- After a mild rebound in the previous trading day, global tech stocks have entered a phase of divergence. Despite a significant profit increase reported by a major storage chip giant, it has not fully boosted risk appetite in the Asian markets.
- Major non-U.S. currencies remain under pressure, with the yen against the dollar and the pound both at multi-decade lows, raising strong caution among global macro traders about potential intervention by Japanese authorities.
- The cross-asset physical commodity market is consolidating amid multiple macro factors. The marginal rise in U.S. Treasury yields has put some valuation pressure on precious metals, while geopolitical dynamics provide a defensive support for energy prices.
Chip Giant's Positive News and Valuation Adjustment
Although Samsung Electronics reported a preliminary operating profit for the second quarter that surged eighteen-fold year-on-year, surpassing the total profits of the past three years, it has not completely prevented short-term profit-taking in the Asian tech sector. Daiwa Securities analysis points out that the recent sharp rise in AI-related stocks is largely driven by liquidity and inflation expectations. As macroeconomic cycle uncertainties increase, funds are gradually viewing stocks with strong technical fundamentals as defensive allocations, indicating a market shift from early blind optimism to ongoing digestion of high valuation premiums.

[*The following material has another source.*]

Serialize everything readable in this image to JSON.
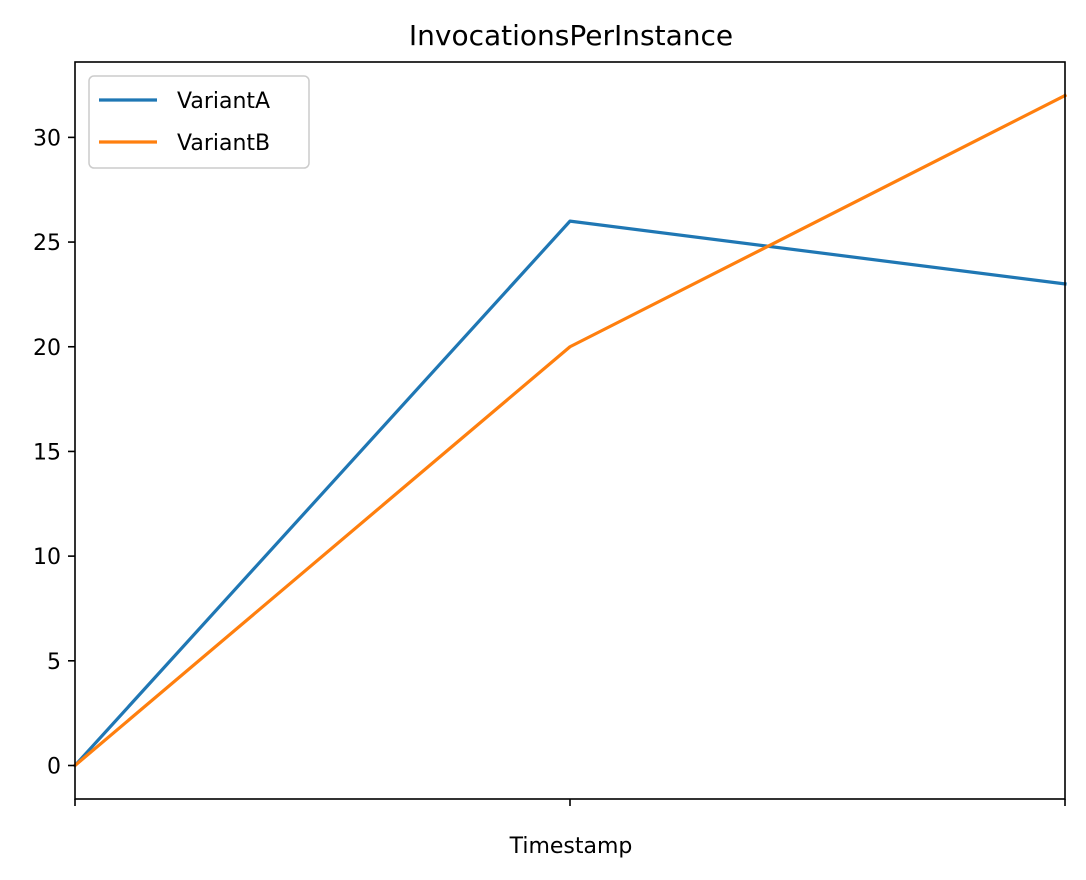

Forex Market Caution Over Intervention Threshold
The forex market shows significant divergence among major currencies, with the yen against the dollar hovering near a historical low of 162, and the yen against the pound hitting a new low since 2007. As Japan's Ministry of Finance is about to issue 30-year government bonds, market participants are closely watching the auction results for their impact on domestic risk-free yields. Analysts believe that if bond auction demand is weak, prompting yields to rise further, it could exacerbate capital outflows and yen depreciation pressure, sharply increasing the tail risk of sudden forex intervention by Tokyo.
Geopolitical Premium Supports Oil Volatility
In the energy commodities sector, international oil prices are showing narrow fluctuations, with Brent crude and U.S. crude consolidating narrowly around $72.34 and $68.92 per barrel, respectively. The risk pricing of oil assets has recently been significantly influenced by geopolitical dynamics in the Middle East, especially after external policy statements and changes in geopolitical leadership raised market concerns. The potential supply disruption risk has not been fully eliminated. Traders are generally adopting neutral defensive positions, awaiting clearer supply-demand fundamentals to keep oil prices range-bound.
U.S. Treasury Rise and Commodity Pressure
With the U.S. 10-year Treasury yield climbing slightly to 4.483%, the marginal rise in global risk-free rates is starting to exert substantial pressure on non-yielding assets. Spot gold prices have retreated to $4,143.59 per ounce, driven by profit-taking at high levels, and silver prices have also seen valuation corrections. As the market tends to be cautious ahead of key central bank meeting minutes, cross-asset flows show funds partially moving out of high-level assets like precious metals, rotating towards more certain cash positions or short-term debt assets.